After negotiations with Zimbabwe’s president on Tuesday, Lukashenko said Emmerson Mnangagwa had shown willingness to help, thanks to “good relations with Mozambique’s leaders.”
“We will soon discuss how to transfer the experience of cooperation between Zimbabwe and Belarus to Mozambique,” added the Belarusian head of state, on the second day of the three-day official trip.
On Tuesday, the two countries signed several trade and cooperation agreements, which provide for more agricultural equipment and implements to be provided to Zimbabwe, to avoid double taxation and to promote mutual recognition of academic degrees.
Lukashenko also offered to sell potash fertilizers to Zimbabwe, adding that despite Western sanctions, Belarus “managed to sell large quantities of fertilizers.”
“There are countries ready to cooperate with Belarus,” the president said.

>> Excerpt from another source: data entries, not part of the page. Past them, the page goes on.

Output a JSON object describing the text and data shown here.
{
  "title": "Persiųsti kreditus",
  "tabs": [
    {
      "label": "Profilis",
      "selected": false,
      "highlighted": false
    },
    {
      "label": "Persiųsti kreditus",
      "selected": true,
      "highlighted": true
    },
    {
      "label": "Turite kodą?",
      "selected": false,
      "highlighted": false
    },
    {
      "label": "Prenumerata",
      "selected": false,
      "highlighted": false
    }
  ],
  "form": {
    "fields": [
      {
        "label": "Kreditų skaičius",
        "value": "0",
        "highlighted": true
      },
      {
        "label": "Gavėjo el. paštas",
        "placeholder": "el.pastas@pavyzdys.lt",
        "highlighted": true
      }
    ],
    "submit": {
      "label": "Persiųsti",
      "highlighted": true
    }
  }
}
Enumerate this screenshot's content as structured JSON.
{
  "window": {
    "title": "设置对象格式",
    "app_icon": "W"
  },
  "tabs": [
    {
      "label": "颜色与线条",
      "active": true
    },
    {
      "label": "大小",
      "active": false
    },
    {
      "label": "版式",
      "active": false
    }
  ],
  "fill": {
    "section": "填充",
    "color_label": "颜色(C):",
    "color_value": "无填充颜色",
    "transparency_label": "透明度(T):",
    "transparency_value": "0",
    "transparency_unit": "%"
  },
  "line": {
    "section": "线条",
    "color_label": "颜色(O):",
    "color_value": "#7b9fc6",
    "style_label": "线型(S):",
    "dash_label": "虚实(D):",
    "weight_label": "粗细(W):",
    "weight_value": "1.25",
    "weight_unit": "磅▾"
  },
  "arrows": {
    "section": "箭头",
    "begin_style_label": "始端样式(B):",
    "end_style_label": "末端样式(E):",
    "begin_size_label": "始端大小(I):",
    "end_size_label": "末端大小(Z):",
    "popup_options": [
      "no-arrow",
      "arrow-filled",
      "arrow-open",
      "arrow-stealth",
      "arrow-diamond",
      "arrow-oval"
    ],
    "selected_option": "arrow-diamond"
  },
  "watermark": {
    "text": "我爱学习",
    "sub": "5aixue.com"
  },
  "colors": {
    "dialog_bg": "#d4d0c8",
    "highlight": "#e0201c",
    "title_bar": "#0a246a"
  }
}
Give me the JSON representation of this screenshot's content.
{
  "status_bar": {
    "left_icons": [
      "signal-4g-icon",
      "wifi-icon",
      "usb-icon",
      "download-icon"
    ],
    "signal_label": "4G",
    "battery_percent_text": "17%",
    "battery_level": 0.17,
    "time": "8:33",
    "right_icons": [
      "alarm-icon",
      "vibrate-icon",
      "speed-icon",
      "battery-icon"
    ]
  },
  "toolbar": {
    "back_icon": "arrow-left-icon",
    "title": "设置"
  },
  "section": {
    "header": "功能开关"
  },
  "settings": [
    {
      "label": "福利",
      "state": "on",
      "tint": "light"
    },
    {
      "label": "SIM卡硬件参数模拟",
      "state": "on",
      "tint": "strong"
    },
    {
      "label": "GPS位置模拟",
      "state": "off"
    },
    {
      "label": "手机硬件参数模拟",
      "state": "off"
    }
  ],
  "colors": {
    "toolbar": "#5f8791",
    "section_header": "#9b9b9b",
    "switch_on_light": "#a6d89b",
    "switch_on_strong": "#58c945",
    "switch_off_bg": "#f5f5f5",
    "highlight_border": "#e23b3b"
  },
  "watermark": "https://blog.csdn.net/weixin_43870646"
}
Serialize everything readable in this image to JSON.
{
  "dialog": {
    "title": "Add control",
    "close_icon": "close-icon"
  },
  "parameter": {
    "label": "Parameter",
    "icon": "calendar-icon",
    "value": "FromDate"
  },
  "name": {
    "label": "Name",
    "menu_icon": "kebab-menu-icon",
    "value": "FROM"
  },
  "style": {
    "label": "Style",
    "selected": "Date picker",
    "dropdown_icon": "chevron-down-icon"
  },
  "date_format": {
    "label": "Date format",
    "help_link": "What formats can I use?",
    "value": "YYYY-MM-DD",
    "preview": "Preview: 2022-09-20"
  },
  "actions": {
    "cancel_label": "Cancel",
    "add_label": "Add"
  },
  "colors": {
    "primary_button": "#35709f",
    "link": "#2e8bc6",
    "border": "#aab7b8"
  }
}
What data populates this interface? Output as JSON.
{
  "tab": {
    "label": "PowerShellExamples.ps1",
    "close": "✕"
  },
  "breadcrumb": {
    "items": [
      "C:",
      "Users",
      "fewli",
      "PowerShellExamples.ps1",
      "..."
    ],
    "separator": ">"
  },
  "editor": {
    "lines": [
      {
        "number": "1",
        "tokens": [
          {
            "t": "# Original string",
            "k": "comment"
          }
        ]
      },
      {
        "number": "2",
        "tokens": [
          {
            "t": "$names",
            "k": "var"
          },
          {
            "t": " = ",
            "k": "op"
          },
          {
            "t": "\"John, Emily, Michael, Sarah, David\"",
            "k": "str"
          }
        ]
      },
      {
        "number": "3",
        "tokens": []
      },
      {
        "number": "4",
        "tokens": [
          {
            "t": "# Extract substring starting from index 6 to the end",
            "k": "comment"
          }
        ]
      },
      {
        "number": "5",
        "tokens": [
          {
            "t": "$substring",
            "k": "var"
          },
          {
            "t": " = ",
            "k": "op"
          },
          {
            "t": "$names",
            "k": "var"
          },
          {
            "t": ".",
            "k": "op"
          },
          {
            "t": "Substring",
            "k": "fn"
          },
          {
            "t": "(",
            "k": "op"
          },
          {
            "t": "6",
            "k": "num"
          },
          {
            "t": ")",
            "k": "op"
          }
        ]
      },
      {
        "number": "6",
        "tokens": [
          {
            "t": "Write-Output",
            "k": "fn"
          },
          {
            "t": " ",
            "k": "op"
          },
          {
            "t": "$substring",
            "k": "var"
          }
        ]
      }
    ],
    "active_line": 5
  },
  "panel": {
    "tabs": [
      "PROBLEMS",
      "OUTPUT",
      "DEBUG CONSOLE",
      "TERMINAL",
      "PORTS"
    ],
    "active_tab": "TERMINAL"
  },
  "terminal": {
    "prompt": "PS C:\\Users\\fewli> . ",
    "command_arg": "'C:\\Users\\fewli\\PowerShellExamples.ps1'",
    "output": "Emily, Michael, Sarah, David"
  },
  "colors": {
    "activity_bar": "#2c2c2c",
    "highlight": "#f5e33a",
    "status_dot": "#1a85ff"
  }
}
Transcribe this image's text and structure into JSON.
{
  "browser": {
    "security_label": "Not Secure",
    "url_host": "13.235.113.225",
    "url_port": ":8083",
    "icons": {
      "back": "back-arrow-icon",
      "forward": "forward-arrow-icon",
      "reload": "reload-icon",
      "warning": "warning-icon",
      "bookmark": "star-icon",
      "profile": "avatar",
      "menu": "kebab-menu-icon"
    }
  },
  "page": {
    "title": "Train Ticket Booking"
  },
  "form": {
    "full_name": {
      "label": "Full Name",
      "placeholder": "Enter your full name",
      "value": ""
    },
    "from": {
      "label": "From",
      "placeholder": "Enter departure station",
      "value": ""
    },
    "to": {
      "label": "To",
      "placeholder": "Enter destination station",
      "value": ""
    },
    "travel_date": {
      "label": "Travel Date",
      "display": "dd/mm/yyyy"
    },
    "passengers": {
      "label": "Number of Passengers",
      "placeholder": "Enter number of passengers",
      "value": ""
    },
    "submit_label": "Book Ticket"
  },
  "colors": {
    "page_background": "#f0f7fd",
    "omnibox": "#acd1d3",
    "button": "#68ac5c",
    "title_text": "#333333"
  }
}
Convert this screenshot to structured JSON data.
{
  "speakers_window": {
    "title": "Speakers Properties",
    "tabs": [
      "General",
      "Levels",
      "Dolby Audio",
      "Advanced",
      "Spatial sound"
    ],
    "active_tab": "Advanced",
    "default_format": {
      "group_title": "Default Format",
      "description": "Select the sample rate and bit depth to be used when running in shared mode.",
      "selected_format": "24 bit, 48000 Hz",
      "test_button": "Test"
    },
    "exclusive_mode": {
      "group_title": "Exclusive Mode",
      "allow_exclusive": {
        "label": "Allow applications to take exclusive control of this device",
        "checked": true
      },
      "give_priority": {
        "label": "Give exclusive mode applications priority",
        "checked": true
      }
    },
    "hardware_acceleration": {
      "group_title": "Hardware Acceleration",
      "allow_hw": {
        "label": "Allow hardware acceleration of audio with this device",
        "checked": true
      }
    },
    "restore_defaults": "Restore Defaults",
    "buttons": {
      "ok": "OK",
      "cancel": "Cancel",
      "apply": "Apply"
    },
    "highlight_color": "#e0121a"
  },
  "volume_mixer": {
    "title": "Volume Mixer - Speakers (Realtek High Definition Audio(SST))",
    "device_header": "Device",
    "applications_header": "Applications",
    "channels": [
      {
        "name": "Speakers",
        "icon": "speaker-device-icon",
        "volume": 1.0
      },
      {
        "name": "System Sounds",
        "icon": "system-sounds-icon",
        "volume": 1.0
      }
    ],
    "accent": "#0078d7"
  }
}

Belarus has come under fire from Western countries for an increasingly violent crackdown on dissent, for holding elections many observers found lacking in transparency and for allowing the territory to be used as a base for Russian forces to attack Ukraine.
Belarus and Zimbabwe voted last year at the United Nations General Assembly, along with 12 countries, including Iran and North Korea, against imposing sanctions on Russia for the damage caused by its invasion of Ukraine.